"Hi, everybody, this is Ken Levine along with Jon Miller. Welcome to Orioles baseball in RFK Stadium in the nation's capital."
It was two days and counting until Opening Day and Ken Levine knew precisely, to the decimal point, how he would feel making his major league regular season announcing debut.
"Am I nervous about Opening Day? I'd say, I'm probably about 32 percent nervous and 68 percent excited."
Prepped for the season by a number of exhibition game broadcasts from Florida, the Orioles' new radio announcer was happy to be getting closer to the real thing as he and partner Jon Miller worked games Saturday and Sunday from RFK Stadium.
However, he was not too happy, he didn't mind saying, about the facilities at RFK.
"This is the worst possible broadcast booth I've ever been in," he complained Saturday afternoon, looking around at the cramped space, partitioned to do double duty with announcers for the opposition -- the Boston Red Sox -- clearly audible on the other side of a makeshift wall. "There's no room here. Even Florida had better broadcast facilities than this.
"The Orioles now take the field -- and for the first time this year they're cheered as a home team. And that is refreshing."
Temporary physical discomforts aside, Ken Levine, 41, really couldn't be happier to turn over this new page in his life. He'll be the anchor of the WBAL-AM broadcast team, announcing three innings of the games he does with Jon Miller, four innings when Chuck Thompson substitutes for Mr. Miller, who will divide his duties between radio and TV this year.
After three seasons in the minor leagues -- a year with Syracuse, two with Tidewater -- Mr. Levine is living out a boyhood dream. But it was a circuitous route that brought him to this cramped booth.
One of a rare breed, a Los Angeles native -- "Yes, my mother was from L. A. I tell people we came there with Zorro" -- Mr. Levine grew up a Dodgers fan. "I wanted to be a baseball announcer from the time I was 8 years old and first heard Vin Scully," he recalls.
He majored in psychology at UCLA because he couldn't get into the theater arts program, graduated in 1972 and spent two years working as a disc jockey. "I bounced around," he said, describing those years when jobs took him to San Francisco, San Diego, Bakersfield. (One irony worth noting: For his first job at San Bernadino station KMEN, he replaced a deejay named Joe Angel, the same Joe Angel he's now replacing as Orioles announcer.)

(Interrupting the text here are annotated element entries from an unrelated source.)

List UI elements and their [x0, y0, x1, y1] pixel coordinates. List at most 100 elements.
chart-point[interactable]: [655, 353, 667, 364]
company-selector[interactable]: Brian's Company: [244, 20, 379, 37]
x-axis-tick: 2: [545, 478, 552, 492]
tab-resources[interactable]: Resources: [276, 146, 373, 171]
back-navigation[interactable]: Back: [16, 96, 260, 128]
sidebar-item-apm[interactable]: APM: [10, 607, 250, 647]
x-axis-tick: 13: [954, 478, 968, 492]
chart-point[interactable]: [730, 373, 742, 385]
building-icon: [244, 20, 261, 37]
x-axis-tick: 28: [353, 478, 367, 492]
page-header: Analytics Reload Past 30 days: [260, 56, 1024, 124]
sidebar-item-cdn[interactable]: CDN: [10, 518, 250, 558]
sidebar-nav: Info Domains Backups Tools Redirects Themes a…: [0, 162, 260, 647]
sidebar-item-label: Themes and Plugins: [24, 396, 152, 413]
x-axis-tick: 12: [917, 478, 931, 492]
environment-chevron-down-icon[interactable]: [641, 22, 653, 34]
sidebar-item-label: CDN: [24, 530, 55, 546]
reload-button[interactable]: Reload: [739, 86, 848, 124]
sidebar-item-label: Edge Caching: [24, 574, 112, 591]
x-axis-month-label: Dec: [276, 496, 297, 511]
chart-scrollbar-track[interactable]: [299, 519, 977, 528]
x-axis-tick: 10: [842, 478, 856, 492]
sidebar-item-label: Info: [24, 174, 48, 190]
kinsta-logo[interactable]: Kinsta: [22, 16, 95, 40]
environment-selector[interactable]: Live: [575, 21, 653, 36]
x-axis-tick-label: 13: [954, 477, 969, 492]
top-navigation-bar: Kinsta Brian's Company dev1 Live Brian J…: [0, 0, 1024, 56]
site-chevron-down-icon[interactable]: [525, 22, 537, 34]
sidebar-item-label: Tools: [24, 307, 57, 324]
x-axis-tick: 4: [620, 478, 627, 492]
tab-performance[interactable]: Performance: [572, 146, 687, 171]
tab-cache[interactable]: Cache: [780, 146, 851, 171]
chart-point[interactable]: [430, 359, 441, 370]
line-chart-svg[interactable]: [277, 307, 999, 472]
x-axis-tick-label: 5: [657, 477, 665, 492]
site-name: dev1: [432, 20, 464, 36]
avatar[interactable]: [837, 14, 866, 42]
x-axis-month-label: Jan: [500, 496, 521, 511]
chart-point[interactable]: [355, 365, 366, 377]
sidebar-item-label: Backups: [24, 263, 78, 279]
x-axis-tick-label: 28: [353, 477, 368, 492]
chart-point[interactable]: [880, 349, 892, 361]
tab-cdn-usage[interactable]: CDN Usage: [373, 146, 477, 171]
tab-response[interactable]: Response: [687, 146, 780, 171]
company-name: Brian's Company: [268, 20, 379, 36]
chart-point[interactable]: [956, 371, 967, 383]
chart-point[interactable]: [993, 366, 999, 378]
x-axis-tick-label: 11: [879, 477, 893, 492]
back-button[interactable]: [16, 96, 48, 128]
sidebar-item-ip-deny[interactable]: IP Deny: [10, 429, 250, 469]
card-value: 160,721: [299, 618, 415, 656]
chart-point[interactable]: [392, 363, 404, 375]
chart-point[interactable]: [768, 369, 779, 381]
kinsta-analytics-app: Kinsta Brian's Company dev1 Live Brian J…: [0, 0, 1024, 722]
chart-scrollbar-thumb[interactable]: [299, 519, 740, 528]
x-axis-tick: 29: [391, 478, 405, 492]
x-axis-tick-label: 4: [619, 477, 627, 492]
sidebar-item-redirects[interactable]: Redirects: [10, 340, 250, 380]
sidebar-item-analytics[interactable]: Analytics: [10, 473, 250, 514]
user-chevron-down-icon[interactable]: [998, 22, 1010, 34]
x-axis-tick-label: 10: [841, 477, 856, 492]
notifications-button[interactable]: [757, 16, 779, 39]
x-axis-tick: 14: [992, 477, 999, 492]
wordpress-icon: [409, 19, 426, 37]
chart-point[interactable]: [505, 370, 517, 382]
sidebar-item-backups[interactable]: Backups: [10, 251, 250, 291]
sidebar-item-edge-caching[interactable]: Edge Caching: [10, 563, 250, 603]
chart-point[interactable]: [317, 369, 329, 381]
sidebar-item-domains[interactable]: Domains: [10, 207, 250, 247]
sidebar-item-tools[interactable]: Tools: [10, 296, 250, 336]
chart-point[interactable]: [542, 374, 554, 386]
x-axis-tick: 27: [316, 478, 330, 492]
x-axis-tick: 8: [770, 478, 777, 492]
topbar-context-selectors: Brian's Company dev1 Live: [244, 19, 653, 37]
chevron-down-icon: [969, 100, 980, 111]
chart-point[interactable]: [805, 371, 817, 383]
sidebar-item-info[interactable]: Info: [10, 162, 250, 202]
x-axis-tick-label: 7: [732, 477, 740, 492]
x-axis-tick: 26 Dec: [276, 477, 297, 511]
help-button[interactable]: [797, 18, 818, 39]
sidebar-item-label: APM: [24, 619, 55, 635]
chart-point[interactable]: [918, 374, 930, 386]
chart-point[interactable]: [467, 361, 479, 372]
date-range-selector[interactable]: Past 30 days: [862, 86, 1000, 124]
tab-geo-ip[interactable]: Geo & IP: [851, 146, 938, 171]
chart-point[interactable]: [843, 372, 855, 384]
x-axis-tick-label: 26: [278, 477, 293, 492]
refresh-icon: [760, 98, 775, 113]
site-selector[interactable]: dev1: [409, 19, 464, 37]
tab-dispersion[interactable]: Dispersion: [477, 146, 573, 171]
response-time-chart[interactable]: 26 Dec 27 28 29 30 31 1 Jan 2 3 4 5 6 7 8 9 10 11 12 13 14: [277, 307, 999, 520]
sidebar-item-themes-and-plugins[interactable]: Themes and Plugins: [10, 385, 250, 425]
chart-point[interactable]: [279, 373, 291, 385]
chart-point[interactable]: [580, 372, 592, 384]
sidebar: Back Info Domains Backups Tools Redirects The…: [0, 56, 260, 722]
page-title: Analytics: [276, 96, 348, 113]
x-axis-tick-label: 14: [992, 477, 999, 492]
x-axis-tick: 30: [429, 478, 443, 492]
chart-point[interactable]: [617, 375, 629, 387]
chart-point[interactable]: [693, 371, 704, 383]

"The shadows are beginning to creep up the first base line 1/2 toward the pitcher's mound. . . . It's very difficult for the batter to see the spin of the ball. When the ball comes up to the plate it kind of looks like the Chinese yin/yang symbol."
Don't be surprised to hear more than your standard sports metaphors from Ken Levine. Because despite a lifelong interest in baseball, he's spent most of his career away from the sports world.
In 1974, tired of the peripatetic lifestyle of a radio deejay, he became a writer. Success came quickly. He and a partner, David Isaacs, sold a script to "The Jeffersons" in 1975. The $2,000 they split doesn't look like much now, but they were on a roll. They freelanced for other TV sitcoms, got a script accepted by "M*A*S*H" and, Mr. Levine said, "we were off to the races."
He ended up as a story editor and then, at age 28, was head writer on "M*A*S*H." After that, he struck a development deal with Lorimar, did some pilots and one-act plays, became a producer and writer for "Cheers."
Life was good. There were Emmys, there were Writers Guild awards. He had financial success, peer recognition, personal satisfaction. He married in 1979 and has two children, Matthew, 8 (who sat at his father's side during Saturday's broadcast), and Diana, 4.
But there was that old boyhood dream that still tickled the back of his mind.
"Here comes Smokin' Joe O, Joe Orsulak . . . takes outside for a ball . . . a rip and a miss at a sinker."
"It was time for me," Ken Levine decided in 1986, "to pursue this hobby that I'd dreamed about since I was 8. I went into Dodger Stadium with a tape recorder and started 'broadcasting' from the stands."
The demo tapes he made got him started in minor league broadcasting; working the 1988 season for the Syracuse Chiefs convinced him that this was no passing fancy. "Even after 146 games I loved it every day," he said. "That's when I knew I was really hooked."
Financially, "it was the difference between what Wayne Newton makes and what a police dog makes," but he continued writing, working on scripts in hotels and airplanes, keeping in touch with his partner via modem and fax.
Three years later he felt ready for the big leagues and the big leagues were ready for him.